Now half a year later we are having coffee. Now that I am around instead of rushing away.
This time the discussion is just between the two of us instead of in a large group. I arrive breathlessly and the coffee is ready, hot. Gratitude. I am finding myself unable to not close my eyes to sleep when I sit down, when I am on a train, when I am in the car. I do not close my eyes at the counter as I accept my coffee, I do not close my eyes as we move to the more comfortable chairs. I do recline, as does my host. We are like sunbathers on the veranda. It's comfortable, with the view of Chelsea buildings reflecting the glaring sunlight through the wall of windows.
The room is inviting, large and open. The current paintings hung up look like asterisks on a nexus plane. I do not recall what was on the walls the last time - the first time - I was here. The chairs are in good condition and not shoddy or fraying, the furniture clean and functional. The lamps are modern, the ceiling lights hanging paper cocoons. By one of the windows is a cluster of round mirrors and I consider a traffic jam of piled cars, with no debris and no victims except the remnants of the mirrors reflecting back our privileged viewpoint of being the onlookers. My host points out his refrigerator, black plastic, saying one may not think it the best choice aesthetically. That one may not like it because stainless steel would be more now and tidy.
I admit to never having understood or cared about "design" until a couple years ago, years after attending art school. I admit that the idea of a book about architecture seems laughable, and he laughs. I laugh at my naïveté at admissions. I admit that in the past couple of years I have become obsessed with the idea of books about architecture. That in the past couple of years I have lived with three architects in their thirties, they made me laugh but not about buildings.
My host and I discuss aesthetics versus taste. We discuss partnership versus collaboration. Neither is the same as the other, neither requires nor creates the other. To collaborate with someone is to work together on a project with a finite life. To join with someone on a project is to acknowledge that at the end of the project the joining will become artifact, the partners independently separate. Dependency is either a condition or a constraint.
I wonder where the delegation of domestic life walks the line between partnership and collaboration. If I bring home the groceries and you unpack them to put them away, are we collaborating on restocking the kitchen or is this but an event in partnership? My role is, your role is.
We discuss phenomenology as not being possible in art.
The sunset is a phenomenon, but it cannot be authored as a piece of art.
Perhaps we need to consider how to author an event of art that produces no art product.
What is the ghost in the machine?
I am at the loft for almost four hours. This time when I leave he says, "We'll keep you."
I later receive a message from a friend of a friend who had lost interest in finding me interesting, as soon as I dismissed his ideas of meeting sexually. He asked me about getting my legs waxed and how old I was. His dependency is a constraint. He told me he required a lot of trust for what he wanted to do and I didn't care. We don't have a conversation now. "Thanks for a pointless interaction," he writes. I delete his messages with each one that comes in. He says coffee is always an option. He asks if I am in the city. I delete the conversation.
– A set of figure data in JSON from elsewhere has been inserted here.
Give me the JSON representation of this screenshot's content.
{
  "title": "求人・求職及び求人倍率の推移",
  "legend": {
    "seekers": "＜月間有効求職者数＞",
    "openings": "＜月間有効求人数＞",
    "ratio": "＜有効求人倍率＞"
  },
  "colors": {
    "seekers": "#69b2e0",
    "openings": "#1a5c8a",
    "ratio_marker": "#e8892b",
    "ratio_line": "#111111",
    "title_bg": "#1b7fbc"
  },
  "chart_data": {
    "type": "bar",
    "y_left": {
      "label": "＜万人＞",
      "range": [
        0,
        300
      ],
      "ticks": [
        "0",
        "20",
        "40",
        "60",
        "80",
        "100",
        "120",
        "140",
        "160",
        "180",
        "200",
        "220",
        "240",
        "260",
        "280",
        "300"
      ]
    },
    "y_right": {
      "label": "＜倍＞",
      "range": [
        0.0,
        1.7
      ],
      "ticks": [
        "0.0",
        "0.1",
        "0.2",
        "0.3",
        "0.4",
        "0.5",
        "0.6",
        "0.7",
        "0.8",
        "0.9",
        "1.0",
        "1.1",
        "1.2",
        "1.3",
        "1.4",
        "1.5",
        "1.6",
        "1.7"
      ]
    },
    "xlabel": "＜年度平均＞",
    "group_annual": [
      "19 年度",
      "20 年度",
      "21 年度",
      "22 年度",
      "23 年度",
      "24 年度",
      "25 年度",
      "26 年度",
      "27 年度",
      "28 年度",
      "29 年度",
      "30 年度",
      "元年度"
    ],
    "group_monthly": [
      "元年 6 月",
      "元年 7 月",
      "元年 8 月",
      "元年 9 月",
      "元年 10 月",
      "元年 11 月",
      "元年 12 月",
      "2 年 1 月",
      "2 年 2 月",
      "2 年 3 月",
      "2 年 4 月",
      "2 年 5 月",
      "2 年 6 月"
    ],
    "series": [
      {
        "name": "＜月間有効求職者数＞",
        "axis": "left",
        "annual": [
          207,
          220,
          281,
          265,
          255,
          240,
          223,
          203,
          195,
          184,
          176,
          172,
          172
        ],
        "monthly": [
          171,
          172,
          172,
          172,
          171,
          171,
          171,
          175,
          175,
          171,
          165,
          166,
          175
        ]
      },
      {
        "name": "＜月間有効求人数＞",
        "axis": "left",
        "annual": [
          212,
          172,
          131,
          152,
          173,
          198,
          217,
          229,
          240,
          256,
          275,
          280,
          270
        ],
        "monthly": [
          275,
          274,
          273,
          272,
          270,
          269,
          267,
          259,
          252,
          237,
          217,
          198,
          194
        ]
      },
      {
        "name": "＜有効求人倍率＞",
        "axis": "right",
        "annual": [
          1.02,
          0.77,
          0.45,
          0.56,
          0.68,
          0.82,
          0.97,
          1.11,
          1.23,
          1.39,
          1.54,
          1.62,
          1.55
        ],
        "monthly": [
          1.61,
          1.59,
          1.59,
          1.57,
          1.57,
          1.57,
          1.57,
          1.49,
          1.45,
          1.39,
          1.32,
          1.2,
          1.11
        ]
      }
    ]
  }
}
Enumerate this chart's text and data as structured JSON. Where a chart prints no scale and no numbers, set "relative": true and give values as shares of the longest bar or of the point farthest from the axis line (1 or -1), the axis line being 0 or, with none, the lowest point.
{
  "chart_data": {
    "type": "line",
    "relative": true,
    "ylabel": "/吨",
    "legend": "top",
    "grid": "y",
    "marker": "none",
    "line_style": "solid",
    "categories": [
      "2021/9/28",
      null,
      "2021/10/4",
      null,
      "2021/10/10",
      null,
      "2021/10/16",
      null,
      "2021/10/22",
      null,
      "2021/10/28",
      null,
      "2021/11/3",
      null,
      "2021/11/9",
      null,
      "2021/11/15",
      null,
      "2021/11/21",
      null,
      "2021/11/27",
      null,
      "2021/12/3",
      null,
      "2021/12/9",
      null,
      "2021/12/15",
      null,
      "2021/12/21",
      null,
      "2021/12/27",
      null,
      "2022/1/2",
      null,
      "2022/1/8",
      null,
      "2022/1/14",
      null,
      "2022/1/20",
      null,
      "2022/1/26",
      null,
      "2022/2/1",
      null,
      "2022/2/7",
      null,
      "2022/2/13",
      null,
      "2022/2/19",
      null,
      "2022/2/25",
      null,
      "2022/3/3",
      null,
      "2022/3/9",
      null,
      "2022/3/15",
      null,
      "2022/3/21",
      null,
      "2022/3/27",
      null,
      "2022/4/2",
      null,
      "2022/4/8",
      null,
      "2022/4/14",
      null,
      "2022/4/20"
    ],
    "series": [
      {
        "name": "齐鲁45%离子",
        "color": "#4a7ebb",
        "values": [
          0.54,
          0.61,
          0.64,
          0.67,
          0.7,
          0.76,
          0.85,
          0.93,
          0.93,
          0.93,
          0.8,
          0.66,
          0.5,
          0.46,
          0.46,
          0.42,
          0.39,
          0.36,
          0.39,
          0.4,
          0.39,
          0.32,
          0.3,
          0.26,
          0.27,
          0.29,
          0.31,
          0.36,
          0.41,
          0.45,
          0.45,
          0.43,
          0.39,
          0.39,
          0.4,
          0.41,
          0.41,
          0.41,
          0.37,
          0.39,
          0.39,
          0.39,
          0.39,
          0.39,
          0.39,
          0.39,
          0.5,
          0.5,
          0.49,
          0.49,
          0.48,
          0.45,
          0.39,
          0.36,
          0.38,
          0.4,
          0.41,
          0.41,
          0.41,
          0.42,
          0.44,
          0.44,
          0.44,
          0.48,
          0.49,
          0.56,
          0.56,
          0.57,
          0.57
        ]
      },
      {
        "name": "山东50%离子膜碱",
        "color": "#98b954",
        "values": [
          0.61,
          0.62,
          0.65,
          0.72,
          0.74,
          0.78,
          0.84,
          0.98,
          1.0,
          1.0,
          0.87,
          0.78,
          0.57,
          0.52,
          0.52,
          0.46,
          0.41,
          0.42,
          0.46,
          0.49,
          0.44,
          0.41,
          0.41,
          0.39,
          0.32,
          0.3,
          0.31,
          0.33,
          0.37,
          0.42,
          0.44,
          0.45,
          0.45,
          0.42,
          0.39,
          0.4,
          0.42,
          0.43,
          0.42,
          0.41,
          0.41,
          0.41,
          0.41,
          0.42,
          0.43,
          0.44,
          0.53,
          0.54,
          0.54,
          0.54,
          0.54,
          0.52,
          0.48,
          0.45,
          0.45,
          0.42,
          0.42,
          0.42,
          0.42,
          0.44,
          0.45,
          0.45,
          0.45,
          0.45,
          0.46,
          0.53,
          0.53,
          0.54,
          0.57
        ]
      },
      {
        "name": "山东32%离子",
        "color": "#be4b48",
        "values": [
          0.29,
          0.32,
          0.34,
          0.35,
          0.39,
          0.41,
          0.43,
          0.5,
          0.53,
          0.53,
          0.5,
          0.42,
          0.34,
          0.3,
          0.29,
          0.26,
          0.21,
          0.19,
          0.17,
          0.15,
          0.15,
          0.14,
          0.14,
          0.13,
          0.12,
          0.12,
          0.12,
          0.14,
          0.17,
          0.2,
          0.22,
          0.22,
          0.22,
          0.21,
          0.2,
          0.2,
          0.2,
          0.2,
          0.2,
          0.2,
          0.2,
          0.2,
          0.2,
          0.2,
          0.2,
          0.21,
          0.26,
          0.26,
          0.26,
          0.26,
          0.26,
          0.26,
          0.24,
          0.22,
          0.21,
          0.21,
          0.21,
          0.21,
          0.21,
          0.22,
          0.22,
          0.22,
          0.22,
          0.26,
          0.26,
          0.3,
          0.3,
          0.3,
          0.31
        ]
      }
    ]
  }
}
The purpose of my night is to attend a film screening and dinner. I know several friends who are there, several who can not make it. I am told by one friend that I can come over in the new year if he is not seeing someone new at that point. We can only be friends if he is single, and we know this from before. The question does not arise of what if I am the one to become un-single, and it did not come up before. I am consistently in collaboration but not in partnership, an entity and not a half.
Aesthetics (sense facts) are not the same as taste (preferences).
Preferences (vanity) are not the same as relations (constructions).
Constructions (aesthetic truths) are not the same as observations (preferential relations).